The power of logarithmic time

The efficiency of binary search becomes notable with large datasets. Consider a fitness app storing years of workout history.

Workout Count	Linear Search (worst)	Binary Search (worst)	Real-World Example
100	100 comparisons	7 comparisons	3 months of daily workouts
1,000	1,000 comparisons	10 comparisons	~3 years of workouts
10,000	10,000 comparisons	14 comparisons	Decade of fitness data
1,000,000	1,000,000 comparisons	20 comparisons	Professional athlete’s career

This table demonstrates why binary search is preferred for large, sorted datasets. The logarithmic growth means that even massive collections—like Apple Health’s database of every step you’ve taken for years—can be searched in a reasonable number of steps. A million entries require just 20 comparisons with binary search versus potentially a million with linear search.

Sorted data

Binary search’s efficiency comes with an important prerequisite: the data must be sorted. This requirement influences how we design our data management strategy.
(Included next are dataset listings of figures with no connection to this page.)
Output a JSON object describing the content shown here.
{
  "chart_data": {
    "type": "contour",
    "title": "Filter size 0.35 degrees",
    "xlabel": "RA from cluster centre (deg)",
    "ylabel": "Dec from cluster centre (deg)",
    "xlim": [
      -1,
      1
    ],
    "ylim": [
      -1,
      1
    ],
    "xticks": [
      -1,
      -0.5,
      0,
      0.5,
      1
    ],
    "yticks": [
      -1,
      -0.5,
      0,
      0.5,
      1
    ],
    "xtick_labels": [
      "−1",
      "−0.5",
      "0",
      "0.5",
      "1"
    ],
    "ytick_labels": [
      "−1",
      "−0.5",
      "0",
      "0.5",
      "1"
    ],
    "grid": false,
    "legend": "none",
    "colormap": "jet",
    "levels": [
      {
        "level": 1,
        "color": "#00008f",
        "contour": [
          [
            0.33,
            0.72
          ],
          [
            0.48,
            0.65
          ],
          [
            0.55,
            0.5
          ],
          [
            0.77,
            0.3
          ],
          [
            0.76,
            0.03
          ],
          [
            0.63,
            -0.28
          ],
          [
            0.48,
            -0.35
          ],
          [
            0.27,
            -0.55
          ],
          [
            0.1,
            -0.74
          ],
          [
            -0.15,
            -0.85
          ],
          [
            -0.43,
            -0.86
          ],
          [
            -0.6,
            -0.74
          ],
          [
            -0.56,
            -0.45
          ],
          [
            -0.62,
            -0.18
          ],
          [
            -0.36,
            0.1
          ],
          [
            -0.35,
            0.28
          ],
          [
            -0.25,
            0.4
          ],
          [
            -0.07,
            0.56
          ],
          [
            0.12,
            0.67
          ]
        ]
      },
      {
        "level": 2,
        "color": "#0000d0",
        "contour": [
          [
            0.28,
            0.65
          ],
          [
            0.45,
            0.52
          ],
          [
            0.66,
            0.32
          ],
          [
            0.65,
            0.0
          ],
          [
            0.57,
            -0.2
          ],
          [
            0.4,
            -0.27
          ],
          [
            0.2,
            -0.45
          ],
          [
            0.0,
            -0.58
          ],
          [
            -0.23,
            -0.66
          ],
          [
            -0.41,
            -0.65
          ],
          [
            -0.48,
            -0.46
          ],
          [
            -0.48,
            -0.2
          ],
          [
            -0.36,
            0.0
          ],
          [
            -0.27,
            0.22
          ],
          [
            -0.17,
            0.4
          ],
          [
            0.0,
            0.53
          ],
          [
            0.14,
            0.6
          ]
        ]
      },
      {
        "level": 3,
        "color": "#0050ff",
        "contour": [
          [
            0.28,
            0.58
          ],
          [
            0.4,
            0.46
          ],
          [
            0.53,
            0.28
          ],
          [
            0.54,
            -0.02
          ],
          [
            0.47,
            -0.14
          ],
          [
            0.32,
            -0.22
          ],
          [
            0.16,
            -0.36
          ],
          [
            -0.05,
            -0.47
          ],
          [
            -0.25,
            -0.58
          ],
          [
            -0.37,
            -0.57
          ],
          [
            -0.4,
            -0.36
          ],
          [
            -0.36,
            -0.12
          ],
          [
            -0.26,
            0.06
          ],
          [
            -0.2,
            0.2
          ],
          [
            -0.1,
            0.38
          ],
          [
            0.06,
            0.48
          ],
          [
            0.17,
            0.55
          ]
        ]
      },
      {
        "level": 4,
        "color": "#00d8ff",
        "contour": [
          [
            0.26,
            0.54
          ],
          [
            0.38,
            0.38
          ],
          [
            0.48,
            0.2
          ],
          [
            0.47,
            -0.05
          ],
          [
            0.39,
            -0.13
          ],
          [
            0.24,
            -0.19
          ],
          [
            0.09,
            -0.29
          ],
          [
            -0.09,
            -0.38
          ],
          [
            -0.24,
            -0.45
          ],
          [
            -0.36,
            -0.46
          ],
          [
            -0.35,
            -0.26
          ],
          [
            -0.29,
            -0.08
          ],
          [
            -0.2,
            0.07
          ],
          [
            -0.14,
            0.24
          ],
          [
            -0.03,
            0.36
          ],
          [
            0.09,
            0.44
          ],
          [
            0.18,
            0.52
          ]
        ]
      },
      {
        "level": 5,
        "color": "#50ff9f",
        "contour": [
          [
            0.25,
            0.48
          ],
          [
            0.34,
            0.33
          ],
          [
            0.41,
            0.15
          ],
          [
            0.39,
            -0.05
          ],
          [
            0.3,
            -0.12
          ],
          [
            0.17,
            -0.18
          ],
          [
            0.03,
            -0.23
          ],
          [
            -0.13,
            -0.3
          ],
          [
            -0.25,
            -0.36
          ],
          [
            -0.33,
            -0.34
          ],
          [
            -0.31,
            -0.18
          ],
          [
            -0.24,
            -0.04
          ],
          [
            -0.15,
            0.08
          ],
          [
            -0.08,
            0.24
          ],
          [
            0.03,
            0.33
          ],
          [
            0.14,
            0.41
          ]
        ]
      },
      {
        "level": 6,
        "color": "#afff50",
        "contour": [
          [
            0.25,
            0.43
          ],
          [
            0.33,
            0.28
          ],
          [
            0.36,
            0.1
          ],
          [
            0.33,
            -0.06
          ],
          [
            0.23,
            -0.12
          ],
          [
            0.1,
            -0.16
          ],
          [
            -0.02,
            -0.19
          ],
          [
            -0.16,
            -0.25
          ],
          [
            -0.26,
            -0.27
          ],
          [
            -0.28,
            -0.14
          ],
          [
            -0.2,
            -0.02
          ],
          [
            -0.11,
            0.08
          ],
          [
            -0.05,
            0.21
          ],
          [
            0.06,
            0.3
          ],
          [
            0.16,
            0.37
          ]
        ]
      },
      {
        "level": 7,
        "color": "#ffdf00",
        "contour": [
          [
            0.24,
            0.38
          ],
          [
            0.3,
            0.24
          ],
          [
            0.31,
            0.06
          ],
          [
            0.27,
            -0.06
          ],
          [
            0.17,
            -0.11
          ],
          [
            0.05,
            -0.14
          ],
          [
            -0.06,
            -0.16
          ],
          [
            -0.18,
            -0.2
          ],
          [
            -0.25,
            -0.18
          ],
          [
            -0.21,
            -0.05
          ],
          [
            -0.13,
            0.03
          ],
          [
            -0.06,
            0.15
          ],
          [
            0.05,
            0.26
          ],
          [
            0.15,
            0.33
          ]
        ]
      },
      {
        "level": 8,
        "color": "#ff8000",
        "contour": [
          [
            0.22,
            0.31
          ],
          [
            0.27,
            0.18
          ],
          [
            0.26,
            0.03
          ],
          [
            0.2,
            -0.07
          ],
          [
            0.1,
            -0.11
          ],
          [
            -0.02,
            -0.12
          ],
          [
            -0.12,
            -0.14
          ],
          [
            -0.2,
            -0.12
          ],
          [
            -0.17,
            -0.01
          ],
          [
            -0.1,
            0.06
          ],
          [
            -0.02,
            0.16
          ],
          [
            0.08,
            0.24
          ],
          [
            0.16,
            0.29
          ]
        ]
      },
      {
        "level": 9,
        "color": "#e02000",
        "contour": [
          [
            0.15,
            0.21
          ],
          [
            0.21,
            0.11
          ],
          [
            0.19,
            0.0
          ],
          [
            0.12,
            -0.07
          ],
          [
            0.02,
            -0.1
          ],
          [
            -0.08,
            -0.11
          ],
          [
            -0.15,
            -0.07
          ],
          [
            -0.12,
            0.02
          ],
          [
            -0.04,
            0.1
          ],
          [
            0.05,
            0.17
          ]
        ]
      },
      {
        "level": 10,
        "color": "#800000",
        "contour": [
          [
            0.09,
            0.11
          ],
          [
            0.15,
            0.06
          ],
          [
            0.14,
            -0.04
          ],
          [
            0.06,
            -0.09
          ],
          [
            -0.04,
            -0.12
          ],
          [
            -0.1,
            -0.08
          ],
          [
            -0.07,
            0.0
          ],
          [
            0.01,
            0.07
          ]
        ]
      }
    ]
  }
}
//demonstrating the sorted data requirement
let unsortedData = [64, 34, 25, 12, 22, 11, 90, 5]
let sortedData = unsortedData.sorted()

//binary search on unsorted data may give incorrect results
print("Searching unsorted data for 22:")
if let index = unsortedData.binarySearch(for: 22) {
    print("Binary search claims 22 is at index \(index)")
    if let actualIndex = unsortedData.firstIndex(of: 22) {
        print("But actually 22 is at index \(actualIndex)")
    }
} else {
    print("Binary search couldn't find 22 in unsorted data")
}

//binary search on sorted data works correctly
print("\nSearching sorted data for 22:")
if let index = sortedData.binarySearch(for: 22) {
    print("Found 22 at index \(index) in sorted array")
}

Building algorithmic intuition

Searching algorithms demonstrate a fundamental trade-off in computer science: simplicity versus efficiency. Linear search works on any data with minimal assumptions, while binary search requires sorted data but achieves logarithmic performance. This pattern—trading preparation cost for execution speed—appears throughout algorithm design. The divide-and-conquer strategy behind binary search generalizes to quicksort (Chapter 5), binary search trees (Chapter 11), and many efficient algorithms throughout this book.